Mortgage giant Fannie Mae missed a regulatory deadline Monday for filing its third-quarter financial results after its independent auditor KPMG refused to sign off on the report.
Company shares fell in late trading as its accounting crisis deepened.
The government-sponsored company, recently cited by regulators in the Office of Federal Housing Enterprise Oversight for serious accounting problems and accused of earnings manipulation, notified the Securities and Exchange Commission that it would not file the third-quarter report on time.
The OFHEO regulators had ordered Fannie Mae to make massive recalculations, and the delay fueled speculation as to whether the company — which finances one of every five home loans in the United States — would restate earnings.
The SEC is investigating Fannie Mae's accounting.
The company said Monday that if the SEC finds that it has improperly accounted for derivatives, the financial instruments it uses to hedge against interest-rate swings, it would show a net loss of $9 billion for the July-September period.
Fannie Mae shares were down 2.3 percent, or $1.64, in the extended trading session. In regular trading, the shares fell 21 cents to close at $70.20 on the New York Stock Exchange.
SEC spokesman Matt Well declined comment on the filing as did Corinne Russell, a spokeswoman for OFHEO, an independent agency within the Department of Housing and Urban Development. Spokesmen for Big Four accounting firm KPMG could not be reached for comment Monday night.
In its filing notifying the SEC, Fannie Mae said it "is not able to file a timely (quarterly report) that complies with the SEC's rules because it has been advised by its independent auditor that it is unable to complete its review of Fannie Mae's interim unaudited financial statements for the quarter ended September 30, 2004."
Fannie Mae also acknowledged that some of its accounting policies do not comply with generally accepted accounting principles, apparently contradicting recent public statements by top executives who have defended the company's accounting.
Chief executive Franklin Raines and Chief Financial Officer Timothy Howard insisted in sworn testimony at a congressional hearing last month that the HUD regulators' allegations of accounting improprieties and management misdeeds going back to the late 1990s were a matter of interpreting complex rules.
In its filing Monday, the company said it "recently determined that its methodology for performing" some calculations for 2001 and 2002 balance sheets "was not consistent" with generally accepted accounting principles. It said it expects the effect of the discrepancies will be an increase in earnings for 2001 and 2002, and a decrease in 2003 profits, "with the cumulative effect of these changes across the three periods netting to zero."

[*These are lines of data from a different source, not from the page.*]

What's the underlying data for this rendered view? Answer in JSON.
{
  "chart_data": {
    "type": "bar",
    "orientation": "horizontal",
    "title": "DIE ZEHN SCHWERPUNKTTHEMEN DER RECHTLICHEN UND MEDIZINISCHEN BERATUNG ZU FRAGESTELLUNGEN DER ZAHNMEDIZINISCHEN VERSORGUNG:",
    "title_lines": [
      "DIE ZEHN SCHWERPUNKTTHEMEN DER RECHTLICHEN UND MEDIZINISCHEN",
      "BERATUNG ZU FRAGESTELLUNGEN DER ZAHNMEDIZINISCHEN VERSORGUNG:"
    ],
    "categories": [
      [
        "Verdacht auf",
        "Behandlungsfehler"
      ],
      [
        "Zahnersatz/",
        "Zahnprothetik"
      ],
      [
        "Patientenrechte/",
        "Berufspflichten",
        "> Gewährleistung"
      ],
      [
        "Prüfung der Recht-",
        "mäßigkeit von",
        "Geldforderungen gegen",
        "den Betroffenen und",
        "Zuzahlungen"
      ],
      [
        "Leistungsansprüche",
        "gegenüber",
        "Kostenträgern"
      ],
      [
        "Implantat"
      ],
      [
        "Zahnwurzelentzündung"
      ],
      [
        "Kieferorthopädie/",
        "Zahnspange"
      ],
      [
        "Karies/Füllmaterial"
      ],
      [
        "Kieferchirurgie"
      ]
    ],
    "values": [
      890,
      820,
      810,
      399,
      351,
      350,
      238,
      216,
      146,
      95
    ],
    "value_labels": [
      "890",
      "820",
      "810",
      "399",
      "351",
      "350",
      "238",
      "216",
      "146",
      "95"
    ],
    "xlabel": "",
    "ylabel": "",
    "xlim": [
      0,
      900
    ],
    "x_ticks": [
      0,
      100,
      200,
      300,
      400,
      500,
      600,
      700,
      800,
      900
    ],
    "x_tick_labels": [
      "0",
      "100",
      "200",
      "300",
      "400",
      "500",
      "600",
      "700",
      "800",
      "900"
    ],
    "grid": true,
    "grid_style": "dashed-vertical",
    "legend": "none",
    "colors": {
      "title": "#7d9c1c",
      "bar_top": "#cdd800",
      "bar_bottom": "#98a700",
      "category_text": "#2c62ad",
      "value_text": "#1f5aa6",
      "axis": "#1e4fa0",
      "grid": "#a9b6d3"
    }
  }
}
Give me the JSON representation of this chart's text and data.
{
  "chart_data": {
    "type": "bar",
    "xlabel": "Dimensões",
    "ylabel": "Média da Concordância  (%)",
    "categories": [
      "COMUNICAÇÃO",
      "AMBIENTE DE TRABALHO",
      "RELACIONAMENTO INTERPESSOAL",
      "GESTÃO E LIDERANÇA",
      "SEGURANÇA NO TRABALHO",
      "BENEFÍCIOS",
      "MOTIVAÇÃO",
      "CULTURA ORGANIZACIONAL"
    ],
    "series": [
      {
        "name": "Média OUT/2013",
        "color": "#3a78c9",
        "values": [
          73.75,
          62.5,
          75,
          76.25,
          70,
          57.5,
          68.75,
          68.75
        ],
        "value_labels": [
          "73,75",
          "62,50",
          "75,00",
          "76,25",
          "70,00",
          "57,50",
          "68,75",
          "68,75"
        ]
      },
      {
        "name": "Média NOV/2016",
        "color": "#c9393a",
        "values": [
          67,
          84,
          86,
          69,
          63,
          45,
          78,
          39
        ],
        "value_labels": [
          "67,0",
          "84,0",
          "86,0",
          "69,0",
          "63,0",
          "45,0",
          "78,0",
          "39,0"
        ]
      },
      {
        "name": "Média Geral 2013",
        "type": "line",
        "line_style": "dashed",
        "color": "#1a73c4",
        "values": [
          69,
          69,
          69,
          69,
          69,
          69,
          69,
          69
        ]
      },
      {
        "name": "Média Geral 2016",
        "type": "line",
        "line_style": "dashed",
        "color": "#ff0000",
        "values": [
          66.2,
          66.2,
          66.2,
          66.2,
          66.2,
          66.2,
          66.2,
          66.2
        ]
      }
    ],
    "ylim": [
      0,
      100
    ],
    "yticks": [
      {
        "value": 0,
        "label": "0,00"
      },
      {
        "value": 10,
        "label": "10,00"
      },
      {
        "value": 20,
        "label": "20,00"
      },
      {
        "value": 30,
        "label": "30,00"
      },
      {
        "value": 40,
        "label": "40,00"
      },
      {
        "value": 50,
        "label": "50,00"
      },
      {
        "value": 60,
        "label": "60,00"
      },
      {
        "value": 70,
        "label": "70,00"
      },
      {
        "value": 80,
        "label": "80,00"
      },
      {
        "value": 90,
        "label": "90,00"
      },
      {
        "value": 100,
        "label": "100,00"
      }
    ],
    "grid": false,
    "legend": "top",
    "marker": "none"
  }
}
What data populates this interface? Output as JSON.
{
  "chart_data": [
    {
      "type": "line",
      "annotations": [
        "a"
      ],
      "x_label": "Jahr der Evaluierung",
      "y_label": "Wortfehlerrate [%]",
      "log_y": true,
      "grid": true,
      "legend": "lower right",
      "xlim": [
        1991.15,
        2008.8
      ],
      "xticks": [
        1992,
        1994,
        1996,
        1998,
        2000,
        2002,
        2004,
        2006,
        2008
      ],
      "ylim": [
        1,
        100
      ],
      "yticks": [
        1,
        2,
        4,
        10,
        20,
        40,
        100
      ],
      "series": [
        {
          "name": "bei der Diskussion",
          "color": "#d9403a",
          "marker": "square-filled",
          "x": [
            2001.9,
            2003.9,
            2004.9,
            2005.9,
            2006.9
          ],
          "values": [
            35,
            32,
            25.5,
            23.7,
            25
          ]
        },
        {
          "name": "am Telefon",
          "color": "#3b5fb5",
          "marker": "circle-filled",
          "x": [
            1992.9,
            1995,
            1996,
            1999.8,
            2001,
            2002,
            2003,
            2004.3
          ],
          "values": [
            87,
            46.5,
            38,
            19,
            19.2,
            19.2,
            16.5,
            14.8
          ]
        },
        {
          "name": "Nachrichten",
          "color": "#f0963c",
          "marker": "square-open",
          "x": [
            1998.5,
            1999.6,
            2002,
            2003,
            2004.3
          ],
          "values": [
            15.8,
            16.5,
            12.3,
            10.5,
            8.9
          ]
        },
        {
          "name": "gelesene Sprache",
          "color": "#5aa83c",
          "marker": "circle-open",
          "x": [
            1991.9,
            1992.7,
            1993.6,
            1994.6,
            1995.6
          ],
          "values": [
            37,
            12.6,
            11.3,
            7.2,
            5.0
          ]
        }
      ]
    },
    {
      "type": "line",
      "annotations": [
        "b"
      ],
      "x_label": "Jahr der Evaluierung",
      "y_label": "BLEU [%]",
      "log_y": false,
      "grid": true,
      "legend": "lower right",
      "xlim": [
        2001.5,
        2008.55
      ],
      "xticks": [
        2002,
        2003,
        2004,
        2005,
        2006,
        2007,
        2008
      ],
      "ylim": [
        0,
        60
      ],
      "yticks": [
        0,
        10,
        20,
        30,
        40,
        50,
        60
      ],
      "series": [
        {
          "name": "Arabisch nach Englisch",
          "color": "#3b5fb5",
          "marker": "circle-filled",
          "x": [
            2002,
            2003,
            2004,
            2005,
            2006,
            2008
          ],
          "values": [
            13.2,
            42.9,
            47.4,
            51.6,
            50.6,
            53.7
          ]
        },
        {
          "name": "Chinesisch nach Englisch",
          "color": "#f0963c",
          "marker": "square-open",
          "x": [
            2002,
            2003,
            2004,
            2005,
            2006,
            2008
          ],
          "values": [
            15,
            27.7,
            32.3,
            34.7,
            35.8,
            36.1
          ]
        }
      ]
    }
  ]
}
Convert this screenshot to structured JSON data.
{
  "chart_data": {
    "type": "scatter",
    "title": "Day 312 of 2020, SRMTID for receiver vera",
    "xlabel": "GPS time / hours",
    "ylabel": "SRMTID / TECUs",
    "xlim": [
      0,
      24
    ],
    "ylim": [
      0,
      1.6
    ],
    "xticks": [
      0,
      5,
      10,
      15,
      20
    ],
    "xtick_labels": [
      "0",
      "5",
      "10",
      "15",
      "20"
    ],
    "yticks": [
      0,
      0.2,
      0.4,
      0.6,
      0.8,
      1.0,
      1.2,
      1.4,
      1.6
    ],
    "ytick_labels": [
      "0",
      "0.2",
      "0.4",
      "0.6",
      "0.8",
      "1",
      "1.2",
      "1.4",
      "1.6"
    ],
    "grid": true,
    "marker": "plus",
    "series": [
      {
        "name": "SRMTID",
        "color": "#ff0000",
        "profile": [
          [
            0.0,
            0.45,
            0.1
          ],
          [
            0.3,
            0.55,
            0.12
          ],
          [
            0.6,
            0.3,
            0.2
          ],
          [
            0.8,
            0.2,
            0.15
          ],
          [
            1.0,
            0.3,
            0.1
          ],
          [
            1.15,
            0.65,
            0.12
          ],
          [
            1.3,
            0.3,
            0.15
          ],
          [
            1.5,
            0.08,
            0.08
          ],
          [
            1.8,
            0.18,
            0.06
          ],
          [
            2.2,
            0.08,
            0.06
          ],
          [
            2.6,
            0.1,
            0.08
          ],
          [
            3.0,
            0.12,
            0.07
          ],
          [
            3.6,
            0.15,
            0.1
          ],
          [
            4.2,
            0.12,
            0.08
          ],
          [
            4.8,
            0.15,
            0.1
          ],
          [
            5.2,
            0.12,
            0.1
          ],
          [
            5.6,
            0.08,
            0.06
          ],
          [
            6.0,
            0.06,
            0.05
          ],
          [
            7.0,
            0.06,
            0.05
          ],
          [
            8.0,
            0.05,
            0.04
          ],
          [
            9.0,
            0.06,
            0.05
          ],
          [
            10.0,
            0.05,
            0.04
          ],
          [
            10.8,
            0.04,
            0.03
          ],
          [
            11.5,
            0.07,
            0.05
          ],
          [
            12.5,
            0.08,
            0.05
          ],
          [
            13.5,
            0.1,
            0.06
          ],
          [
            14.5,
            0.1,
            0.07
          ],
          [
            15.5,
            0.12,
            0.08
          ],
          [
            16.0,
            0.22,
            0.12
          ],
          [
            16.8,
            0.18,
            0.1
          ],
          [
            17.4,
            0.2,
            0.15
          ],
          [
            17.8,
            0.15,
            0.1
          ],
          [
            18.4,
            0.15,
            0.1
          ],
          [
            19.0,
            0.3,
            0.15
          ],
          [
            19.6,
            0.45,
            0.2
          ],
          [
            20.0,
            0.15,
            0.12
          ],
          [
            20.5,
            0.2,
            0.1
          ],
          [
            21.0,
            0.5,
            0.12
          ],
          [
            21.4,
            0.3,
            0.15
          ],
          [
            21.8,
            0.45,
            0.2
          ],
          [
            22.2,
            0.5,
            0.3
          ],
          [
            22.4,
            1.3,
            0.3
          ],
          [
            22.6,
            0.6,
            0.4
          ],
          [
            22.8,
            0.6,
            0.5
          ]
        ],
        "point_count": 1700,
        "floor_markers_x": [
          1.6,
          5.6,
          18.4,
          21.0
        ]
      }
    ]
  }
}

The "catch-up" calculations in question were related to 1998 expenses that OFHEO had said the company incorrectly put off to future periods so that top executives could collect full annual bonuses.
The stakes are high for Washington-based Fannie Mae, the second-largest financial institution in the country behind Citigroup, which also faces a criminal investigation by the Justice Department.
The accounting debacle erupted on Sept. 22, when the company disclosed the SEC investigation.
That inquiry makes things potentially tricky for Fannie Mae. Also by law, the quarterly financial results must be certified by Raines and Howard.
If the SEC investigators turn up accounting violations in the quarter, that could expose Fannie Mae and its executives to legal liability with shareholders and others, some analysts say.
A restatement could lead Fannie Mae's board to shuffle the company's executive ranks.
In cases involving other companies, KPMG has held off on approving companies' statements until government investigations of their accounting were completed, because of the accounting firm's own potential liability.
Fannie Mae and its smaller sibling Freddie Mac pump money into the home mortgage market by buying and guaranteeing repayment of billions of dollars of home loans each year from banks and other lenders, then bundling them into securities that are resold to investors. Their stock and debt are widely held by investors worldwide.